Reducing the average slaughter age of prime cattle from 27 to 24 months by 2030 is one of the measures contained in the government’s Climate Action Plan.
According to By Colm Kelly, B&T Drystock Adviser, Teagasc Galway/Clare, climate commitments through the Climate Action Plan are set to have a “fundamental policy” impact on beef production over the coming decades.
Also, within the marketplace across all sectors, ‘green credentials’ are increasingly now a condition of business to support marketing campaigns.
In his view, these are likely the ‘push, pull’ factors that will shape what the future holds for all farmers.
In this article, he answers common questions about reducing slaughter age in cattle.
To finish cattle earlier will I need early-maturing breeds?
Not necessarily, as it is achievable to finish earlier with continental breeding.
Animals that are more challenging to get good fat scores on tend to be very well muscled or exceptionally large, framed animals that will take more finishing.
There are likely genetic factors as well, which means certain bulls should be more suited to producing cattle for earlier finishing systems.
Early maturing breed characteristics should favour a shorter finishing period and lower feed input but may not have the same carcase weight and grade potential.
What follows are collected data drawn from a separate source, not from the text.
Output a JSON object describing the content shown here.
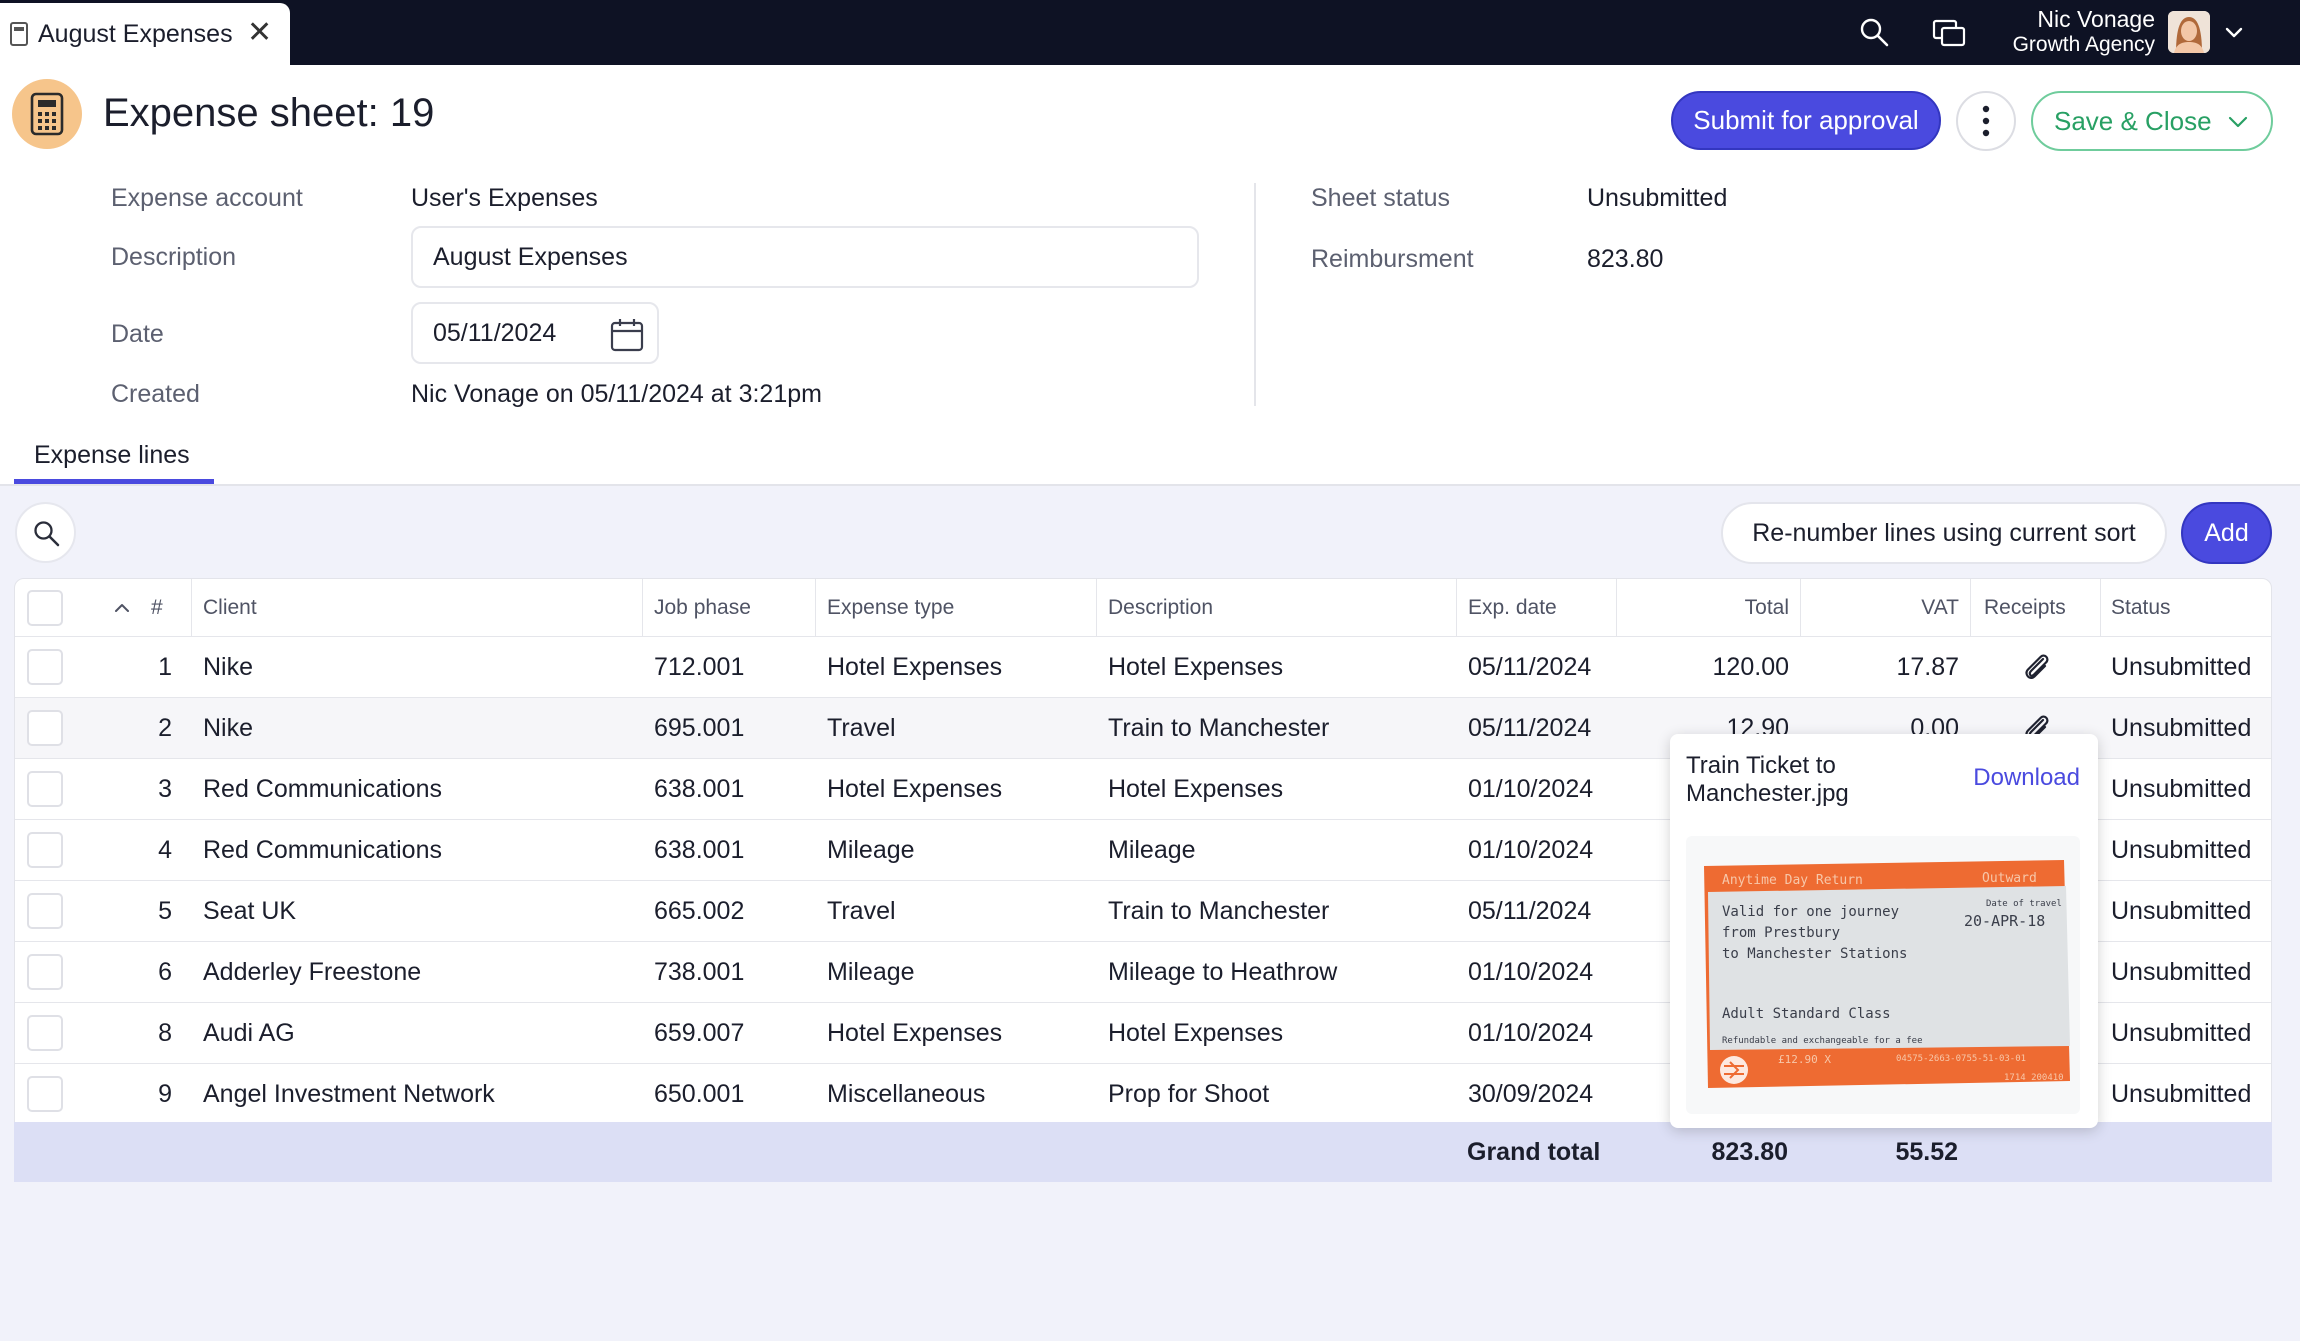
{
  "topbar": {
    "tab_label": "August Expenses",
    "tab_close": "✕",
    "user_name": "Nic Vonage",
    "user_org": "Growth Agency"
  },
  "header": {
    "title": "Expense sheet: 19",
    "submit_label": "Submit for approval",
    "save_close_label": "Save & Close"
  },
  "form": {
    "expense_account_label": "Expense account",
    "expense_account_value": "User's Expenses",
    "description_label": "Description",
    "description_value": "August Expenses",
    "date_label": "Date",
    "date_value": "05/11/2024",
    "created_label": "Created",
    "created_value": "Nic Vonage on 05/11/2024 at 3:21pm",
    "sheet_status_label": "Sheet status",
    "sheet_status_value": "Unsubmitted",
    "reimbursement_label": "Reimbursment",
    "reimbursement_value": "823.80"
  },
  "tabs": {
    "expense_lines": "Expense lines"
  },
  "toolbar": {
    "renumber_label": "Re-number lines using current sort",
    "add_label": "Add"
  },
  "table": {
    "headers": {
      "num": "#",
      "client": "Client",
      "job_phase": "Job phase",
      "expense_type": "Expense type",
      "description": "Description",
      "exp_date": "Exp. date",
      "total": "Total",
      "vat": "VAT",
      "receipts": "Receipts",
      "status": "Status"
    },
    "rows": [
      {
        "num": "1",
        "client": "Nike",
        "job_phase": "712.001",
        "expense_type": "Hotel Expenses",
        "description": "Hotel Expenses",
        "exp_date": "05/11/2024",
        "total": "120.00",
        "vat": "17.87",
        "status": "Unsubmitted"
      },
      {
        "num": "2",
        "client": "Nike",
        "job_phase": "695.001",
        "expense_type": "Travel",
        "description": "Train to Manchester",
        "exp_date": "05/11/2024",
        "total": "12.90",
        "vat": "0.00",
        "status": "Unsubmitted"
      },
      {
        "num": "3",
        "client": "Red Communications",
        "job_phase": "638.001",
        "expense_type": "Hotel Expenses",
        "description": "Hotel Expenses",
        "exp_date": "01/10/2024",
        "total": "",
        "vat": "",
        "status": "Unsubmitted"
      },
      {
        "num": "4",
        "client": "Red Communications",
        "job_phase": "638.001",
        "expense_type": "Mileage",
        "description": "Mileage",
        "exp_date": "01/10/2024",
        "total": "",
        "vat": "",
        "status": "Unsubmitted"
      },
      {
        "num": "5",
        "client": "Seat UK",
        "job_phase": "665.002",
        "expense_type": "Travel",
        "description": "Train to Manchester",
        "exp_date": "05/11/2024",
        "total": "",
        "vat": "",
        "status": "Unsubmitted"
      },
      {
        "num": "6",
        "client": "Adderley Freestone",
        "job_phase": "738.001",
        "expense_type": "Mileage",
        "description": "Mileage to Heathrow",
        "exp_date": "01/10/2024",
        "total": "",
        "vat": "",
        "status": "Unsubmitted"
      },
      {
        "num": "8",
        "client": "Audi AG",
        "job_phase": "659.007",
        "expense_type": "Hotel Expenses",
        "description": "Hotel Expenses",
        "exp_date": "01/10/2024",
        "total": "",
        "vat": "",
        "status": "Unsubmitted"
      },
      {
        "num": "9",
        "client": "Angel Investment Network",
        "job_phase": "650.001",
        "expense_type": "Miscellaneous",
        "description": "Prop for Shoot",
        "exp_date": "30/09/2024",
        "total": "",
        "vat": "",
        "status": "Unsubmitted"
      }
    ],
    "grand_total_label": "Grand total",
    "grand_total": "823.80",
    "grand_vat": "55.52"
  },
  "popup": {
    "title": "Train Ticket to Manchester.jpg",
    "download_label": "Download",
    "ticket": {
      "header_left": "Anytime Day Return",
      "header_right": "Outward",
      "line1": "Valid for one journey",
      "line2": "from  Prestbury",
      "line3": "to     Manchester Stations",
      "date_caption": "Date of travel",
      "date": "20-APR-18",
      "ticket_class": "Adult Standard Class",
      "refund_note": "Refundable and exchangeable for a fee",
      "price": "£12.90  X",
      "code": "04575-2663-0755-51-03-01",
      "code2": "1714 200410"
    }
  },
  "icons": {
    "tab": "document-icon",
    "search": "search-icon",
    "windows": "windows-icon",
    "chevron": "chevron-down-icon",
    "calendar": "calendar-icon",
    "more": "more-vertical-icon",
    "receipt": "paperclip-icon",
    "sort": "sort-ascending-icon",
    "app": "calculator-icon"
  },
  "colors": {
    "topbar": "#0e1224",
    "accent": "#4a4adf",
    "save_green": "#28a064",
    "app_icon_bg": "#f6c58b",
    "grand_total_bg": "#dcdff5",
    "grid_bg": "#f1f2fa"
  }
}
They also tend to be less efficient when finished indoors. Continental breeding trends towards longer finishing periods and higher feed inputs, but generally will achieve better carcase weight and grade results.
So, both can work singularly or in balance if properly thought out and resources on the ground are taken into account.
The lead into the finishing period also has a significant impact. If the animals are on good quality grass before finishing or housing and in good condition, this should reduce the finishing period also.
Will reducing slaughter age make financial sense?
To finish spring-born cattle at 24-months, it will mean finishing out of the shed.
In this case, the feed input and housing costs are significant. This requires:
- Good silage quality;
- Competitive feed sourcing;
- A strong beef price.
This indoor feeding really requires high performance and good grades to make sense and for less specialised operators it is easy to feed away your margin.
An alternative option is to bring forward finishing to 18-20 months where a larger proportion you can finish off grass, which reduces input and housing costs.
Any farmers trying to finish at 20 months?
Yes, I have come across cases where 20-month finishing is working out well.
A big driver to actually try this system is farmers short of housing and frustrated with having cattle that were ‘the wrong colour’ for the mart.
The key markers enabling earlier finishing are:
- Good weanling performance;
- Good performance over the first winter;
- Early turnout to decent grass in a rotational grazing system.
A lot of performance can go missing on beef farms between weaning and housing or over the first housing period.
The most challenging factor in finishing earlier is estimating fat score.
If you are over-cautious, it can run cattle up to requiring additional housing while underestimating fat score can lead to significant cuts on price per kg achieved.
It can be quite difficult to develop this skill and there is an element of learning from your mistake.
Where can I see earlier finishing?
Newford Demonstration Farm slaughtered spring-2020-born cattle in autumn 2021.
These cattle are bred by 5-star terminal Limousin and Charolais bulls crossed on AA/HE-cross dairy suckler cows.
On September 24th, it slaughtered 18 beef heifers and achieved an average grade of R=3=.
The average live weight was 572 kg with a carcase weight of 291 kg. The average sale price achieved was €1,295 at a group average 19 months of age.
They were 208 days at grass where they had an ADG of 0.77 kg.
The average feed input was 222 kg of a 12% crude protein ration during finishing, which cost €68/heifer, with feeding starting on July 26th.
Furthermore, it slaughtered 9 spring-2020-born bullocks on October 18th. From September 2nd, it introduced 2 kg of ration at grass and then built this up to 5 kg.
Bullocks averaged U-3- and a carcase weight of 372 kg from 697 kg live weight. From turnout to slaughter, they averaged 1.01kg ADG.
The group average was 194 kg of a 12% crude protein ration fed during finishing which came to €61/animal with a meal price of €314/tonne.
The average sale price for the 9 bullocks was €1,675.